Amerykański prezydent - Donald Trump, w ramach pierwszej podróży na stanowisku głowy państwa, odwiedził w piątek m.in. Los Angeles,. Na miejscu zapoznał się ze skutkami katastrofalnych pożarów lasów. Zapowiedział również pomoc - w tym wydanie zarządzenia wykonawczego o "otwarciu pomp i zaworów na północy" kraju w celu wsparcia walki z żywiołem.
Prezydenta powitał na lotnisku gubernator Kalifornii Gavin Newsom. Trump i szef stanowych władz "uścisnęli sobie dłonie i serdecznie się przywitali, gdy Trump zszedł z Air Force One wraz z pierwszą damą Melanią Trump, pomimo ostrej wymiany zdań w ciągu ostatniego tygodnia na temat pomocy federalnej i reakcji stanu na pożary" – relacjonowała NBC News.
"Doceniam to, że gubernator wyszedł i spotkał się ze mną" — powiedział Trump. Odnosząc się do spustoszenia wywołanego pożarami, zauważył: "To tak, jak by ktoś cię trafił bombą".
Newsom podziękował prezydentowi za przybycie do jego stanu.
"To wiele znaczy dla nas wszystkich"
Władze w Waszyngtonie, zgodnie z obietnicą Trumpa, zrezygnują z pobierania opłat za wszystkie federalne pozwolenia lub znacznie je przyspieszą, aby wesprzeć odbudowę obszarów zniszczonych przez pożary.
"Nie może być Złotego Wieku bez Złotego Stanu" – podkreślił prezydent, nawiązując do zwyczajowego określenia Kalifornii.

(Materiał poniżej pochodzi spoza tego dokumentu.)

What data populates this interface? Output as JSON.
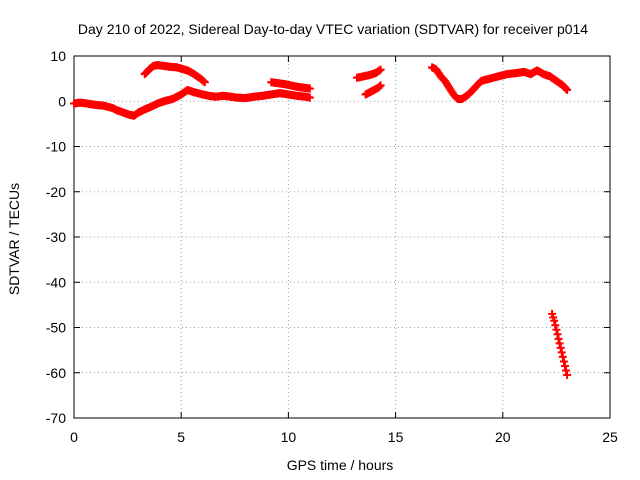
{
  "chart_data": {
    "type": "scatter",
    "title": "Day 210 of 2022, Sidereal Day-to-day VTEC variation (SDTVAR) for receiver p014",
    "xlabel": "GPS time / hours",
    "ylabel": "SDTVAR / TECUs",
    "xlim": [
      0,
      25
    ],
    "ylim": [
      -70,
      10
    ],
    "xticks": [
      0,
      5,
      10,
      15,
      20,
      25
    ],
    "yticks": [
      10,
      0,
      -10,
      -20,
      -30,
      -40,
      -50,
      -60,
      -70
    ],
    "grid": true,
    "marker": "plus",
    "series": [
      {
        "name": "SDTVAR",
        "color": "#ff0000",
        "segments": [
          {
            "x": [
              0.0,
              0.3,
              0.6,
              1.0,
              1.4,
              1.8,
              2.0,
              2.3,
              2.6,
              2.8,
              3.0,
              3.3,
              3.6,
              3.9,
              4.2,
              4.6,
              5.0,
              5.3,
              5.6,
              6.0,
              6.3,
              6.6,
              7.0,
              7.3,
              7.6,
              8.0,
              8.4,
              8.8,
              9.2,
              9.6,
              10.0,
              10.4,
              10.8,
              11.0
            ],
            "y": [
              -0.5,
              -0.3,
              -0.5,
              -0.8,
              -1.0,
              -1.5,
              -2.0,
              -2.5,
              -3.0,
              -3.2,
              -2.5,
              -1.8,
              -1.2,
              -0.5,
              0.0,
              0.5,
              1.5,
              2.5,
              2.0,
              1.5,
              1.2,
              1.0,
              1.2,
              1.0,
              0.8,
              0.7,
              1.0,
              1.2,
              1.5,
              1.8,
              1.5,
              1.2,
              1.0,
              0.8
            ]
          },
          {
            "x": [
              3.3,
              3.5,
              3.7,
              3.9,
              4.2,
              4.5,
              4.8,
              5.0,
              5.3,
              5.6,
              5.9,
              6.1
            ],
            "y": [
              6.0,
              7.0,
              7.8,
              8.0,
              7.8,
              7.6,
              7.5,
              7.2,
              6.8,
              6.0,
              5.0,
              4.2
            ]
          },
          {
            "x": [
              9.2,
              9.5,
              9.8,
              10.1,
              10.4,
              10.7,
              11.0
            ],
            "y": [
              4.2,
              4.0,
              3.8,
              3.5,
              3.2,
              3.0,
              2.8
            ]
          },
          {
            "x": [
              13.2,
              13.5,
              13.8,
              14.1,
              14.3
            ],
            "y": [
              5.2,
              5.5,
              5.8,
              6.3,
              7.0
            ]
          },
          {
            "x": [
              13.6,
              13.8,
              14.0,
              14.2,
              14.3
            ],
            "y": [
              1.5,
              2.0,
              2.5,
              3.0,
              3.5
            ]
          },
          {
            "x": [
              16.7,
              16.9,
              17.1,
              17.3,
              17.5,
              17.7,
              17.9,
              18.1,
              18.4,
              18.7,
              19.0,
              19.4,
              19.8,
              20.2,
              20.6,
              21.0,
              21.3,
              21.6,
              21.9,
              22.2,
              22.5,
              22.8,
              23.0
            ],
            "y": [
              7.5,
              7.0,
              5.5,
              4.5,
              3.0,
              1.5,
              0.5,
              0.5,
              1.5,
              3.0,
              4.5,
              5.0,
              5.5,
              6.0,
              6.2,
              6.5,
              6.0,
              6.8,
              6.0,
              5.5,
              4.5,
              3.5,
              2.5
            ]
          },
          {
            "x": [
              22.3,
              22.4,
              22.5,
              22.6,
              22.7,
              22.8,
              22.9,
              23.0
            ],
            "y": [
              -47.0,
              -48.5,
              -50.5,
              -52.5,
              -54.5,
              -56.5,
              -58.5,
              -60.5
            ]
          }
        ]
      }
    ]
  }
}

Trump zapowiedział, że podpisze rozporządzenie wykonawcze o "otwarciu pomp i zaworów na północy" kraju, aby woda z Pacyfiku mogła popłynąć do południowej Kalifornii.

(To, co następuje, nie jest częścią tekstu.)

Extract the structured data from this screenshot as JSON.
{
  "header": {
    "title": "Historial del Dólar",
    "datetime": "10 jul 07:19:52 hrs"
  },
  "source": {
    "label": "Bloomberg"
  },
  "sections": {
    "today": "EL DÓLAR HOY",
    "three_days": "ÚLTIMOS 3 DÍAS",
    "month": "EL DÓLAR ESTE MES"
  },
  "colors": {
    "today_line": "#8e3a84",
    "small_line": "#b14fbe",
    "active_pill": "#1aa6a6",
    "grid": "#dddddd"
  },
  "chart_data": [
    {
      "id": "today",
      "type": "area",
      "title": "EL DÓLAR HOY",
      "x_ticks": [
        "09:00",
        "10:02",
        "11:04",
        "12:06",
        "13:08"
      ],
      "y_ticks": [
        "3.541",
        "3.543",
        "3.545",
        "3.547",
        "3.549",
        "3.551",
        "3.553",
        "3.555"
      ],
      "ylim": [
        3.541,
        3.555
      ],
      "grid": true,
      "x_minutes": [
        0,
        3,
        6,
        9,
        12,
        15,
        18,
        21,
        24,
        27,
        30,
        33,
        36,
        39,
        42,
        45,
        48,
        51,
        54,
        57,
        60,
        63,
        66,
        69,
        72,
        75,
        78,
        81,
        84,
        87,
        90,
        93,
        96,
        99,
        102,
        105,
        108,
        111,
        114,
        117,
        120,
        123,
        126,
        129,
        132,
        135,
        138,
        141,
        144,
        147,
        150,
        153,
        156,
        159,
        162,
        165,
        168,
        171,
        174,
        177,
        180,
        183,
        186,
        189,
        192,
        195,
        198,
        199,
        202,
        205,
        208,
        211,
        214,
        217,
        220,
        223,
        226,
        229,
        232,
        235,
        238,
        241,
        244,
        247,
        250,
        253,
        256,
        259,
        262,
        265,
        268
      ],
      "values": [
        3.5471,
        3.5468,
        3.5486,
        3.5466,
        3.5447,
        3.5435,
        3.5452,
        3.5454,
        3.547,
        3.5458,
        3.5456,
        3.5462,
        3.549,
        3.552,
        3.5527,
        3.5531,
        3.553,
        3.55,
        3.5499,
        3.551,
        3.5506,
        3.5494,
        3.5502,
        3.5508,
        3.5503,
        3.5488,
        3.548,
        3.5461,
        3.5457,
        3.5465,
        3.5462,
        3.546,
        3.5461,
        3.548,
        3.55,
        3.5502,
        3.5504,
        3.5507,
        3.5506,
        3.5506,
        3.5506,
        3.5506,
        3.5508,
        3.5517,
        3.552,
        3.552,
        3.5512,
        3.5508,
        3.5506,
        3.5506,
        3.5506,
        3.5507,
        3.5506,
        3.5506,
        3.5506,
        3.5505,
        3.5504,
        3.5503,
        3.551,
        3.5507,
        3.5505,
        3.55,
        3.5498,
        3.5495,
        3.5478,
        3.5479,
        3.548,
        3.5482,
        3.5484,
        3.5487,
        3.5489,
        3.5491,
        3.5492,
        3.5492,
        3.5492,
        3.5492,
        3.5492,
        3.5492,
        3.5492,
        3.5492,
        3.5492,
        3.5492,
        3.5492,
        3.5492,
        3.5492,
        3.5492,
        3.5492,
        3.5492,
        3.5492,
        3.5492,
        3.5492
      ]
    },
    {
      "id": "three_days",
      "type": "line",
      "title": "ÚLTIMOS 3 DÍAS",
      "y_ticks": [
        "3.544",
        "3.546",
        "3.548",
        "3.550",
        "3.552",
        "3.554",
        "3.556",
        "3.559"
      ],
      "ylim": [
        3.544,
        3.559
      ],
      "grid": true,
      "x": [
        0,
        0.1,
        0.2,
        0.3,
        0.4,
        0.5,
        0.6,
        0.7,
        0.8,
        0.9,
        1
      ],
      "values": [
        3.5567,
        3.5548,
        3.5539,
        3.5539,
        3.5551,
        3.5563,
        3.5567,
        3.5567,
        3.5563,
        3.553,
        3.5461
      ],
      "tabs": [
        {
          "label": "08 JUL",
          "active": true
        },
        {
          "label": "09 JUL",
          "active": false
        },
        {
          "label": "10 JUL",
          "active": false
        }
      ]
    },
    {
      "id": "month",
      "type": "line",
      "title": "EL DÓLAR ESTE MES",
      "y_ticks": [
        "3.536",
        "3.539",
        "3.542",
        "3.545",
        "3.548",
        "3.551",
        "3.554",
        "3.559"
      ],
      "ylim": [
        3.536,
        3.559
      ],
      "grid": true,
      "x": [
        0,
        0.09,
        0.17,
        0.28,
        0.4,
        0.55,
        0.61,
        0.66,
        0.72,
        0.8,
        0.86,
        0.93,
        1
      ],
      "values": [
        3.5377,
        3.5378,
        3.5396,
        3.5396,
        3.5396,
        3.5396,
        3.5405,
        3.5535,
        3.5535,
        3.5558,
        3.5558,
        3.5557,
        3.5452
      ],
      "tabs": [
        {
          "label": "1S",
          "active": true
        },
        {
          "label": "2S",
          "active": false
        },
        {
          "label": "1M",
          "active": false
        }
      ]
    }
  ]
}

Przywóda przyznał, że skala zniszczeń w tym stanie jest ogromna. "Przelatywaliśmy nad kilkoma z tych obszarów i (...) to jest niesamowite. Nawet niektóre kominy runęły" – mówił Trump dziennikarzom w sąsiedztwie Palisades, dzielnicy Los Angeles szczególnie dotkniętej kataklizmem.
Prezydent skrytykował działania burmistrz Los Angeles Karen Bass dotyczące odbudowy terenów po zniszczeniach.
"Masz uprawnienia nadzwyczajne, tak jak ja. Ja je wykorzystuję, ty musisz je także wykorzystać. (...) Możesz zrobić wszystko w ciągu 24 godzin"
"Najważniejszą rzeczą, którą zrobimy natychmiast, a zobaczycie to wkrótce, jest usunięcie gruzów. (...) Będziemy działać tak szybko, jak to możliwe, ale chcemy, aby to było bezpieczne" – odparła Bass. Władze stanowe i lokalne również wydały polecenia dotyczące przyspieszenia procesu usuwania skutków pożarów.
Pożar Palisades na wybrzeżu hrabstwa Los Angeles został opanowany w 77 proc. na powierzchni 9490 hektarów. Pożar Eaton w rejonie Altadeny opanowano w 95 proc. na powierzchni blisko 5675 hektarów. Pożar Hughes, który wybuchł w rejonie Castaic w środę, wciąż obejmuje tereny o powierzchni 4207 hektarów.
Władze Kalifornii zatwierdziły pakiet pomocy na walkę z pożarami o wartości 2,5 mld dolarów.
Nadal nie jest jasne, co spowodowało ogromne pożary, jedne z najbardziej katastrofalnych w skutkach w historii stanu.